Safe sleep…In a Baby Box?
Posted In: Safe Sleep
Published on: July 27, 2018
The baby box revolution has officially arrived in the US. Which is pretty exciting – it means more babies have safe places to sleep and our female-owned, made in the USA business is thriving. But, we can’t help but wonder, baby boxes have been in Europe for more than 80 years. Why are they just now popular in America?
Well, I have a few hunches. Here are the six reasons I think baby boxes are taking off in the US:
#1 Finnish baby boxes finally made their US debut
Until recently, most of us had no idea that Finland had been giving a baby box to every mom-to-be since 1935. The Finnish government started this effort in order to lower their infant mortality rate – and it worked! Four years ago, the NY Times published an article about the Finnish program. It was a “Hey! Check out this weird-but-cool thing the Scandis are doing!” kind of piece. But, the idea caught on because it was an unexpected approach that calls us back to a simpler way of life. Plus it’s an example of a government helping new families – what a novel idea!

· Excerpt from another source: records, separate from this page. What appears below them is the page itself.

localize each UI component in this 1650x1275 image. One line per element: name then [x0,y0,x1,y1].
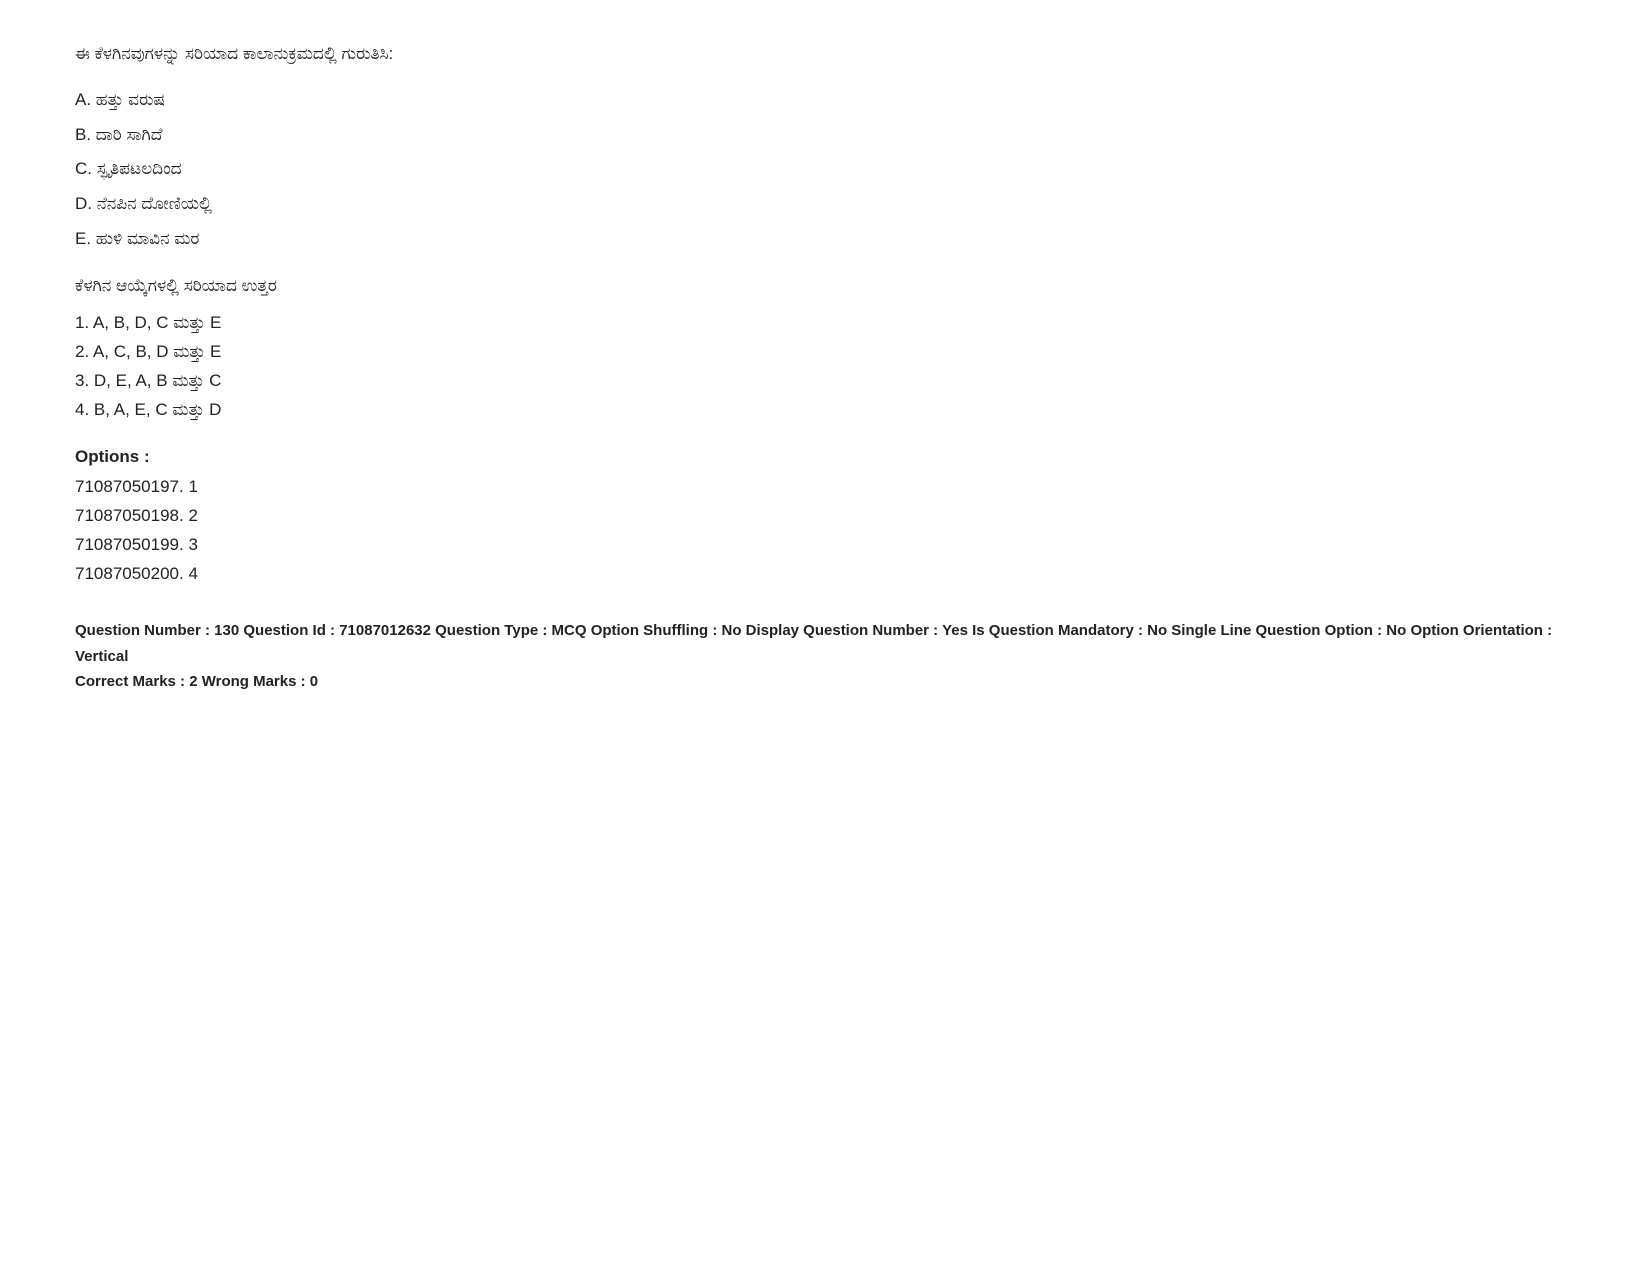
answer-label: ಕೆಳಗಿನ ಆಯ್ಕೆಗಳಲ್ಲಿ ಸರಿಯಾದ ಉತ್ತರ [75,272,1575,299]
option-code-1: 71087050197. 1 [75,473,1575,502]
option-codes-list: 71087050197. 1 71087050198. 2 7108705019… [75,473,1575,589]
answer-1: 1. A, B, D, C ಮತ್ತು E [75,309,1575,338]
question-container: ಈ ಕೆಳಗಿನವುಗಳನ್ನು ಸರಿಯಾದ ಕಾಲಾನುಕ್ರಮದಲ್ಲಿ … [75,40,1575,695]
option-code-3: 71087050199. 3 [75,531,1575,560]
answer-4: 4. B, A, E, C ಮತ್ತು D [75,396,1575,425]
question-meta-block: Question Number : 130 Question Id : 7108… [75,618,1575,695]
option-b: B. ದಾರಿ ಸಾಗಿದೆ [75,120,1575,151]
question-meta-text: Question Number : 130 Question Id : 7108… [75,618,1575,669]
options-heading: Options : [75,447,1575,467]
option-e: E. ಹುಳಿ ಮಾವಿನ ಮರ [75,224,1575,255]
question-marks: Correct Marks : 2 Wrong Marks : 0 [75,669,1575,695]
question-instruction: ಈ ಕೆಳಗಿನವುಗಳನ್ನು ಸರಿಯಾದ ಕಾಲಾನುಕ್ರಮದಲ್ಲಿ … [75,40,1575,67]
answer-2: 2. A, C, B, D ಮತ್ತು E [75,338,1575,367]
option-d: D. ನೆನಪಿನ ದೋಣಿಯಲ್ಲಿ [75,189,1575,220]
option-code-4: 71087050200. 4 [75,560,1575,589]
option-code-2: 71087050198. 2 [75,502,1575,531]
answer-3: 3. D, E, A, B ಮತ್ತು C [75,367,1575,396]
answers-list: 1. A, B, D, C ಮತ್ತು E 2. A, C, B, D ಮತ್ತ… [75,309,1575,425]
option-c: C. ಸ್ಫೃತಿಪಟಲದಿಂದ [75,154,1575,185]
option-a: A. ಹತ್ತು ವರುಷ [75,85,1575,116]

#2 Safe sleep is a priority
We all know about SIDS and suffocation risks for babies. The “back-to-sleep” campaign launched by pediatricians and public health experts in the ‘90s helped dramatically reduce the incidence of SIDS among babies in the US. But then things kind of stalled and the rate has held steady at 3500 infant deaths per year. That’s a terrifying statistic for any parent. All parents can (and frequently do) imagine losing their child and desperately want to keep their babies safe. Baby box parents have found a new, innovative way to ensure their little ones are sleeping safely, helping parents sleep well, too.
#3 “More is more” has become too much
We’ve all seen those celebrity instagram accounts (starts with a “K”, ends with an “ardashian”) featuring rose gold cribs and diamond-encrusted burp cloths. And it all just feels a little…ridiculous. All this aspiring to have bigger, fancier, more instagrammable baby gear has left a lot of parents cold. No one should have to take out a loan for a pretty baby bed. Especially given that one’s little darling is going to spit up on said bed at least 14 million times. I think baby box parents are looking for a simple, elegant safe sleep solution that doesn’t require selling a kidney. And, PS, baby boxes are still totally instagrammable.
#4 Love your Mother (Earth)
When I think about how much baby stuff ends up in the landfill, I get queasy. I picture a trash mountain of high chairs, pack ‘n’ plays, bouncy seats, and Sophie Giraffes. Do you see it, too? Every baby born has most of that stuff and it has to go somewhere when baby outgrows it. Our collective awareness of how all this plastic impacts the planet has been growing. Baby box parents look for green, earth-friendly solutions anywhere they can find them. A baby box is made from recycled materials and can be recycled when baby outgrows it. Voila!
#5 We long for simpler solutions
We have monitors to monitor our monitors these days. There are devices that count how many words a baby hears in a day. Babies wear special socks to measure their heart rate. There’s a changing table that weighs baby at every diaper change – just to be sure the kidling is growing well. Technology can be grand, don’t get me wrong. But it can also make us more anxious. (What do you do if baby’s weight dips for a day? Should you worry? Or maybe it’s nothing? Or the baby probably has cancer? Or is teething? Or Or Or Or?) Baby box parents are looking for something simpler. Worried about baby? Just peek into the box, which is always close at hand, and see your little love breathing. Now you can breathe, too.
#6 Pediatricians released those safe sleep guidelines and parents kind of panicked because now we’re supposed to keep babies in our rooms until they go to college
Ok. That’s an exaggeration. But, the American Academy of Pediatrics does recommend that babies sleep in their parents’ rooms (but not their parents’ beds) for at least 6 months. Parents everywhere said “Whoa” and started wondering if they would ever sleep again (nope). Baby box parents found a way to meet this guideline without moving an entire nursery into the master bedroom. Instead, they put a baby box in their room for baby’s first six months and then transition baby to a crib in his or her nursery. The master bedroom remains a parent-centered haven. Oh, and baby box parents temporarily relocate the baby box to the nursery during “adult only” time (picture my suggestive eyebrow waggle here).
So, in summary, I think baby boxes have (finally) become popular because of this beautiful confluence of events. Parents were searching for a simple, earth-friendly, safe sleep solution and the baby box arrived just in time.